The Conservation of the West in the Work of Charlie Kirk

Charlie Kirk was a conservative in all the right ways. I once had the unenviable task of following him onstage at a private gathering of conservative activists, influencers, and donors, and his sharp mind, approachable intensity, and fearless commitment to principle were on full display. 

But his conservatism ran much deeper than those admirable qualities. What struck me that day was his full embrace of freedom of speech, not merely as an end unto itself, but as a means to preserve our constitutional form of government. When asked once why he insisted on subjecting himself, week after week, to the constant churn of campus debate, he said, “When people stop talking, that’s when you get violence, that is when civil war happens.”

Kirk understood, at a fundamental level, that we must keep talking—especially with those with whom we vehemently disagree—so that we can settle our differences peacefully. The constitutional framework our Founders established requires that Americans remain free to debate and to persuade. That is why Kirk stood as a profound counterpoint to the popular campus canard that “speech is violence.” Rather, he knew that violence too often tragically comes when the debate falls silent, whether because of the oppression of autocrats or the failure of free citizens to commit to the hard work of self-government. 

But Kirk’s conservatism went even deeper, however, than a robust defense of free discourse. What I most admired as I sat listening to him speak that day (and sensing my own remarks growing ever paler by comparison) was his commitment to what another great conservative who shared Charlie Kirk’s surname and penchant for robust campus debate, Russell Kirk, once called the “permanent things.” 

While some viewed Charlie Kirk as a rabble-rouser, he didn’t see his mission in that light at all. Rather, he viewed his task as “actively trying to stop a revolution.” How? By igniting in his mostly Generation-Z audience a love of the anchoring traditions and institutions of Western civilization. “This is where you have to try to point them toward ultimate purposes and toward getting back to the church, getting back to faith, getting married, having children. That is the type of conservatism that I represent, and I’m trying to paint a picture of virtue, of lifting people up, not just staying angry.”[1. Brigham Tomco, “How Charlie Kirk became ‘too big to ignore’,” Deseret News , 7 September 2025.]

That is precisely the “type” of conservatism that Russell Kirk (no relation to Charlie) preached throughout his lifetime. In his magisterial work The Roots of American Order, Kirk wrote that “practical government in the United States, and in every other nation, is possible only because most people in that nation accept the existence of some moral order, by which they govern their conduct—the order of the soul.” That “right order in the soul,” in turn, produces “right order in the commonwealth,” and springs from a “moral imagination” passed down through the great institutions of society, such as schools, churches, and families.
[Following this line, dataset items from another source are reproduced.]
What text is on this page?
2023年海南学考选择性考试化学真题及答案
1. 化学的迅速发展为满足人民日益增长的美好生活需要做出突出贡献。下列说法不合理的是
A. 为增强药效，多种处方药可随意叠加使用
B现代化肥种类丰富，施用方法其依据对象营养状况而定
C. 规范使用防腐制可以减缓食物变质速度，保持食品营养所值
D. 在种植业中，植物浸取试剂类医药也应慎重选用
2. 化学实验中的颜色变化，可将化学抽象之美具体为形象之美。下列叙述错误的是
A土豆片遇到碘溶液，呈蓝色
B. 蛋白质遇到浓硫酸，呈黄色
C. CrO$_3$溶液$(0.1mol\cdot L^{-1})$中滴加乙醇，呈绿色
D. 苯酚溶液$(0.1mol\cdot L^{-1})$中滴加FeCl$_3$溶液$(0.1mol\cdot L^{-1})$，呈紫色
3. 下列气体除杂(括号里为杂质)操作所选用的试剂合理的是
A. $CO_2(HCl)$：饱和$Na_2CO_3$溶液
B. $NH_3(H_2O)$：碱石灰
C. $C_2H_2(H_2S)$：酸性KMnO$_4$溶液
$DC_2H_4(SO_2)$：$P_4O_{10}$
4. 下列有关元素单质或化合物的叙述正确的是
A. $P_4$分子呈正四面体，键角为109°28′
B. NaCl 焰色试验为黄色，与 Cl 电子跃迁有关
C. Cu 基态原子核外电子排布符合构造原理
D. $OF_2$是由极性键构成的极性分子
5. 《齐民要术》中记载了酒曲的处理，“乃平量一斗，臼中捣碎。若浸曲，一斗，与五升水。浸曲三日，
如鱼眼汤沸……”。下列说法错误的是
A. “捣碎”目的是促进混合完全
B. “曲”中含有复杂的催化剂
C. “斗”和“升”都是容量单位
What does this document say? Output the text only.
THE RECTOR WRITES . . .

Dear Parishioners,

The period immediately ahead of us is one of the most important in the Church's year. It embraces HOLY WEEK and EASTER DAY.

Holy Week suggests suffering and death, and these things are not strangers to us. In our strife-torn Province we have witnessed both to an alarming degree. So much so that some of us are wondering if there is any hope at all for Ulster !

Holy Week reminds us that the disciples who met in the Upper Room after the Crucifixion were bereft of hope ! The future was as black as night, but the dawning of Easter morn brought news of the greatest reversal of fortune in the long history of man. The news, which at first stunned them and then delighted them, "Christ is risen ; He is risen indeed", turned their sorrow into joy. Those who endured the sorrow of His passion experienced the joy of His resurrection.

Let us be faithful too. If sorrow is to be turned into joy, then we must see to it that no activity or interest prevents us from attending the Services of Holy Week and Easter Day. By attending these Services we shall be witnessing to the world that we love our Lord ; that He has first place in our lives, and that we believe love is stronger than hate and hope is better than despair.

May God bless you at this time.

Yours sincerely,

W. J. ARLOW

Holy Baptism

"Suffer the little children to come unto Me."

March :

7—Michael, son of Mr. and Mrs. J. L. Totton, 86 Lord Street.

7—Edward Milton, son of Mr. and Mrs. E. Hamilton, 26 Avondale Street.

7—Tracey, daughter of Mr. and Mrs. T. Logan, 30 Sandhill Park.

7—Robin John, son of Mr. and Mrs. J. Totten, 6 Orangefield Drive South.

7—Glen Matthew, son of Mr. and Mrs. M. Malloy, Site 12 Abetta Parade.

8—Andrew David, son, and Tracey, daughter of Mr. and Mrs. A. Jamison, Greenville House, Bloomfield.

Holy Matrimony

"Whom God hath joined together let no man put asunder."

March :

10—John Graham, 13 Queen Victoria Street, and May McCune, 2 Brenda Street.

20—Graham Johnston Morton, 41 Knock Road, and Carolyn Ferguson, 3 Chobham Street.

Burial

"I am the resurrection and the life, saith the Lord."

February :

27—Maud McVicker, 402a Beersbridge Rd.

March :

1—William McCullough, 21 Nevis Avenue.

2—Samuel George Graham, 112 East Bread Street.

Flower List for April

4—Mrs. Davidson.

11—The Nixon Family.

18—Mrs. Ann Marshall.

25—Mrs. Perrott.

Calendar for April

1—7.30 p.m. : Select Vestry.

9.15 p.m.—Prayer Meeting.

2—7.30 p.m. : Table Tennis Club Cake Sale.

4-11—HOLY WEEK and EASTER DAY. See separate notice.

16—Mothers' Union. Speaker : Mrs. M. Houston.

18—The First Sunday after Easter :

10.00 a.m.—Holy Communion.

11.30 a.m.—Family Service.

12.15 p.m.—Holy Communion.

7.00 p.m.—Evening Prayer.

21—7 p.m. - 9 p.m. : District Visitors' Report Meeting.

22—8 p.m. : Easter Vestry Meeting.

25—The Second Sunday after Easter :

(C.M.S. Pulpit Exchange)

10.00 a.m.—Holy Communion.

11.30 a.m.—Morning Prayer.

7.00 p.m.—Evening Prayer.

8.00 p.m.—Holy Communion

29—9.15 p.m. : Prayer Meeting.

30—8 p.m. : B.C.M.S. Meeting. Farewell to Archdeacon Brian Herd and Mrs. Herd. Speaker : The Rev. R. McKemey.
Russell Kirk was fond of saying that the American Revolution was a revolution “not made, but prevented,” because it did not seek to break with ancient wisdom and established order, but rather sought to establish new forms of preservation for that priceless inheritance. Charlie Kirk understood this at a fundamental level—his project was not revolution, but preservation by reminding us of permanent things.

However, no assessment of Charlie Kirk’s conservatism is complete without acknowledging his deep and growing faith in Jesus Christ. And that, above all, is what struck me as I listened to him speak (and wishing I could cede my stage time to him). His was not an embrace of civil religion or some ethereal good, but a focused embrace of Jesus Himself, captured in his widely republished post, “Tell someone about Jesus this weekend.”

This faith in Jesus was not a mere appendage to a conservative philosophy, but the foundation for it. Tom Holland observed in his book, Dominion, that whether we wish to acknowledge it or not, the West is “firmly moored to its Christian past.” The modern attempt to divorce the West from those roots has resulted in moral chaos and decay. In his book Cross Purposes, Jonathan Rauch—himself an avowed atheist—has acknowledged that Christianity provides the background condition that allows liberal society to flourish: “There is no secular substitute for the meaning and grounding which religious life provides.” No lesser light than John Adams recognized the vital connection between our Constitutional order and the firm moral grounding that faith provides, writing: “Our Constitution was made only for a moral and religious People. It is wholly inadequate to the government of any other.”

Charlie Kirk understood these truths, and he gave his life to speaking them, with intellectual force and deep compassion, to anyone and everyone who would listen. His life was cut short by an assassin who wanted to end the conversation. The greatest tribute we could give Charlie Kirk is to continue the conversations he began with the same tenacity, courage, and grace that he showed us.